I’m Speeding Because I Have To Poop Key Ring

speeding because i have to poop keychain
What seems to be the problem here officer?

You were doing 70 mph in a 10 mph school zone.

*Presents I’m Speeding Because I Have To Poop Key Ring*

You a funny guy?

Sometimes, but right now I’m prairie doggin’ it like crazy.

Can I see your license and registration- What in the name of god is that smell? Is there a dead corpse in the trunk?

*Reaches in back pocket for my now butt-mud covered wallet. Offers it to the officer with butt-mud covered fingers*

*Cop gags and retches. Covers his mouth with a cloth.* I’ve seen a lot in my career, but you sir are a disgusting human being! Get the hell out of here and get yourself checked for something dead inside you!

*On the road again. Looks at key chain* Well, that didn’t help!

Eyeball Cufflinks

eyeball cuff links
Eye love these Eyeball Cufflinks. Eye will wear them with my fancy wedding/funeral clothes, cuz the only time I dress up is when people die and men die hardest when they wed. That’s why I called my second marriage Die Hard 2: Die Harder. I’ve been a box office flop ever since.

Whoa! Hey! Hang on! Just want to be clear that doesn’t mean I can’t get it up. That’s not what flop means here.

Whatevs. These eyeball cufflinks are all blinky and stuff. Freak people out and hold your arms up all day as if you can see through their eyes. Because you can! Because that hand rolled tobacco that dude just gave you has kicked in and now you in the Matrix son! Blue pill or red pill? Pffft! I’mma mash ’em into a purple pill and be the ever lovin’ architect biatches!

Stretchy Grilled Cheese Necklace

grilled cheese necklace
This is the kind of Krafting I can fully support. See what I did there? As in Kraft cheese. Let me just warn you all that I am a grilled cheese animal. If you are wearing this Stretchy Grilled Cheese Necklace in my presence, I will bite at it and lick your neck like it’s our first date, because technically it will be.

You get a hickey or two, I lose a tooth or two. Seems like a fair trade to me. I’ll calm down once I realize that’s a fake gooey grilled cheese. Hopefully you’ll calm down before a restraining order is necessary.

This Veins and Arteries Necklace Set Is A Real Pain In The Neck

veins and arteries necklace
Whoa! This Veins and Arteries Necklace Set makes it look like you have some serious blood problems, because everyone can see your veins.

You’re so vein. You probably think this post is about you. Don’t you? Don’t you? Don’t you?

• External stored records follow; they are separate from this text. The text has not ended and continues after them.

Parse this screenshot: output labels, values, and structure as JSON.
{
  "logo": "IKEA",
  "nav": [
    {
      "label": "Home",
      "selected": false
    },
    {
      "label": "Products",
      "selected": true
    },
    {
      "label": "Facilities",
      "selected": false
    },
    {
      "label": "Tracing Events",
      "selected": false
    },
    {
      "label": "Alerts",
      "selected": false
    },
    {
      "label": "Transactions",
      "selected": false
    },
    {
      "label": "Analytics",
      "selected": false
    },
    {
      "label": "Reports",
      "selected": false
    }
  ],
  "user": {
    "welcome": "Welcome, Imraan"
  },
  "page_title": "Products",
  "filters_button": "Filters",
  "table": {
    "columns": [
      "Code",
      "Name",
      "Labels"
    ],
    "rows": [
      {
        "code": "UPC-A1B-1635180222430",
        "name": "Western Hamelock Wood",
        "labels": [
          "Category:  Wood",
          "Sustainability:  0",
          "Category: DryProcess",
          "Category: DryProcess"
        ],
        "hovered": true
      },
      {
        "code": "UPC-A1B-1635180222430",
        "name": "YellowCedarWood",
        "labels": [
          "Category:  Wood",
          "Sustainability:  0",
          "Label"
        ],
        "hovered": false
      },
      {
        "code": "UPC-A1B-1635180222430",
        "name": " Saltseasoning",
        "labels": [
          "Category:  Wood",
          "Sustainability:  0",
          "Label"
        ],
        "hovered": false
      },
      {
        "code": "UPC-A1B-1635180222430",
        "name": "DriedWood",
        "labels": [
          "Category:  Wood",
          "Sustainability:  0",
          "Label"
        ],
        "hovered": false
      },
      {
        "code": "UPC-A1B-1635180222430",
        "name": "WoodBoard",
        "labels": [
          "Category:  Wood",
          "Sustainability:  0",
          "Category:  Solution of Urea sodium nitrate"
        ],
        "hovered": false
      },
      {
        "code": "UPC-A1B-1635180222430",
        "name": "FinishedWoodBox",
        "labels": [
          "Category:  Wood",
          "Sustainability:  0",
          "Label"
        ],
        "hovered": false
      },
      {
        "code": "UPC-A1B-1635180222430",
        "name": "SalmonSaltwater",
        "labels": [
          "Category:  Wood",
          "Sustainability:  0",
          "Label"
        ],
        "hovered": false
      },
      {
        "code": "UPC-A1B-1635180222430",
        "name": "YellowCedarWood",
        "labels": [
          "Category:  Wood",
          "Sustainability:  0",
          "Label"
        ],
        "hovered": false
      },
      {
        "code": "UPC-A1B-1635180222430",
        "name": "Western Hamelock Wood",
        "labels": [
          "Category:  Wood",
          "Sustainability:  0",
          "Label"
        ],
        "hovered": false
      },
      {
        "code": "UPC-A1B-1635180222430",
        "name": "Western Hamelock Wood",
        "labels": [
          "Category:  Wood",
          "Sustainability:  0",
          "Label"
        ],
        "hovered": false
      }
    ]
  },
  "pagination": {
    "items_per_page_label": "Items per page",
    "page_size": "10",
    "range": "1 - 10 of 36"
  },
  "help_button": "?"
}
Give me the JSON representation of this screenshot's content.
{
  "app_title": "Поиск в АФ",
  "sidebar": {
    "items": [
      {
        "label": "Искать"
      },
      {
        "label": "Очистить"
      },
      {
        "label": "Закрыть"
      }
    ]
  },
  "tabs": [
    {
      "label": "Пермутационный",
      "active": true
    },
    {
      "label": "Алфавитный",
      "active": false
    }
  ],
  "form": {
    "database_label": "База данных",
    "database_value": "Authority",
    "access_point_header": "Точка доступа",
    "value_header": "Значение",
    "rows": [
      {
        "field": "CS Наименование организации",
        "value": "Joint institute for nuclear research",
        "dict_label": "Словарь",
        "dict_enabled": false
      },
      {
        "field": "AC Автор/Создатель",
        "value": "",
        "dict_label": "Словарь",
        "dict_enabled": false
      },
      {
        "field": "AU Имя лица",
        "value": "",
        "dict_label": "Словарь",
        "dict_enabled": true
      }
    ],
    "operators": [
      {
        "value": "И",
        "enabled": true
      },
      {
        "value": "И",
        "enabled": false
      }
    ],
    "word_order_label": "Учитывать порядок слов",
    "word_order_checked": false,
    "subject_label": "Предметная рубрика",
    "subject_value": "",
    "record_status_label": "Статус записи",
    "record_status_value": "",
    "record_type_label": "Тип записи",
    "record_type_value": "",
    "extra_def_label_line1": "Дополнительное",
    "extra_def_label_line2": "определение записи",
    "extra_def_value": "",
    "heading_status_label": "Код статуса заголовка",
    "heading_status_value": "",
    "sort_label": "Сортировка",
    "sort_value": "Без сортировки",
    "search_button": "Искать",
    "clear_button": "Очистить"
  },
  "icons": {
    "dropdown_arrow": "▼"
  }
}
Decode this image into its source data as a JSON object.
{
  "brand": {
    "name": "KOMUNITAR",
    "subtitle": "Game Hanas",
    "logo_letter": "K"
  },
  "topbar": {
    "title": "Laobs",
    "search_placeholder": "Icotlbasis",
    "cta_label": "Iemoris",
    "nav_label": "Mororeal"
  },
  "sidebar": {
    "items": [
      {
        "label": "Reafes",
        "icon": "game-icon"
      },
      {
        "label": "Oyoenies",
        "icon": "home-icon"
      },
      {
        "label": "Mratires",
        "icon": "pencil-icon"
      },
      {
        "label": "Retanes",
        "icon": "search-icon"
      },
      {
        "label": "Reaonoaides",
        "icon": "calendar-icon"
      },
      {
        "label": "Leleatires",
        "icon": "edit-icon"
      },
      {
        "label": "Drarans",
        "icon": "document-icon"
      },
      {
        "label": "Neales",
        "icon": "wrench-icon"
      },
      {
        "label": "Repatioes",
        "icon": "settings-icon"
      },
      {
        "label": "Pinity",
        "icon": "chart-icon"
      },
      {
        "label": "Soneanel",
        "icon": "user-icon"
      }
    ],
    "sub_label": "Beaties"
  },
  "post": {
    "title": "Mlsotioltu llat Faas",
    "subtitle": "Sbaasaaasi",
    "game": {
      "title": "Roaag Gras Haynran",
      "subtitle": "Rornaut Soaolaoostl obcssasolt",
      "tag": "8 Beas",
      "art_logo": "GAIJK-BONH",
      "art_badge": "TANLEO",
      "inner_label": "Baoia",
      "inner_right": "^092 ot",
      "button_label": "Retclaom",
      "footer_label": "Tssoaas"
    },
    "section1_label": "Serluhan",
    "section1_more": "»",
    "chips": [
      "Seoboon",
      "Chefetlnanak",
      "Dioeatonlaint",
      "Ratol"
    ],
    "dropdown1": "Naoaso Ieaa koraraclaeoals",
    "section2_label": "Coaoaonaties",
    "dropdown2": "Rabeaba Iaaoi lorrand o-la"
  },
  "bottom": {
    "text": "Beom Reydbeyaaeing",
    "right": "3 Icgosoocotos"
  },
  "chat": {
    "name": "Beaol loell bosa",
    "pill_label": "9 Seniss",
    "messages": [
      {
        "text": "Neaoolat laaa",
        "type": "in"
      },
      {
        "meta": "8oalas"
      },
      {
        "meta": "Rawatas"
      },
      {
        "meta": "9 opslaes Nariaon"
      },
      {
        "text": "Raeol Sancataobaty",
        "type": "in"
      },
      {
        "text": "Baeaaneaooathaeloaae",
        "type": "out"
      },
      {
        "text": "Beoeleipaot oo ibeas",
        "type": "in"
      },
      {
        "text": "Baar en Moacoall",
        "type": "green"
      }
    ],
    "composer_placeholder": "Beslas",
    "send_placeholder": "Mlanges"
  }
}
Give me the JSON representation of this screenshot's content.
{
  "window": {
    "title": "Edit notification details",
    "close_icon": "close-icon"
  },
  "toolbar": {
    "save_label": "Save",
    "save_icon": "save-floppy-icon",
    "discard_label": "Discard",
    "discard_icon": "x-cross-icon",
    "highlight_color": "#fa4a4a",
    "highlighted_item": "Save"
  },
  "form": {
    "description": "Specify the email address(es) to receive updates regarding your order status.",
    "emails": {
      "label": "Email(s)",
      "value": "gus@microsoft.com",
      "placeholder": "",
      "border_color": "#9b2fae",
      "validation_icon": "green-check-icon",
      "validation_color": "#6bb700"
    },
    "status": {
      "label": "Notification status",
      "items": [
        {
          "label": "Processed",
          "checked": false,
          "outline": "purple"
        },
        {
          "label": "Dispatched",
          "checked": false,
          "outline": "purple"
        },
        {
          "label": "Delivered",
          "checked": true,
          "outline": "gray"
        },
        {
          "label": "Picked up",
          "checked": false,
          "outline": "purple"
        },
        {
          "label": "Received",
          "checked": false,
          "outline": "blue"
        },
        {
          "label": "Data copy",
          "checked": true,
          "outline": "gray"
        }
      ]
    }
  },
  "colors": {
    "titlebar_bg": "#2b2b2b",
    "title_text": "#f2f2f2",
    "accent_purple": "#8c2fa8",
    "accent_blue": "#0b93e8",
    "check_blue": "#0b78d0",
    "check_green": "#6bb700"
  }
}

This 2 necklace set puts your insides on your outside. Not for me though. Veiny days and Mondays always get me down. And that’s all of the music jokes I’m writing today, because you young whippersnappers won’t even get it. Seriously. Listen to some music from before you were born once in a while. I practice what I preach. Which is why I have an old-timey wax cylinder record player with a giant cone for a speaker. Got a date with a flapper tonight too. Hoping to get all dirty and nasty up in this hizzouse and see some ankle.

This Black Light Reactive Spine Has Backbone

black light spine
I really should get one of these Black Light Reactive Spines. My wife is ALWAYS going on about how I need to grow one or get one. All guys scream when they see a mouse and need to be slapped until they stop. Am I right? I’ll show her. I’ll get a spine by actually buying a spine. One that glows like it is radioactive and makes me look like a walking X-Ray.

The Paleotron Spine is made from Laser-Cut and Engraved Acrylic, joined together with Stainless Steel Split Rings, and harnessed to the body with chains clasped by a Circular Gate Ring. Two replaceable, battery powered black light LEDs fit into one of the higher vertebrae and the pelvic piece to provide a slight glow in any dark space.

This is perfect for me cuz just like how the deeper you go down into the ocean, the more phosphorescent and luminescent the sea life is, I’m a nerd from a basement that deep. If you delve down through the depths into my lair you’ll see me doing my glowing thing in my natural dark environment as I play my PS4 and nibble on small shrimp that look like cheese puffs. Try not to kick up the dust. It takes forever to settle again since I bought games instead of a vacuum.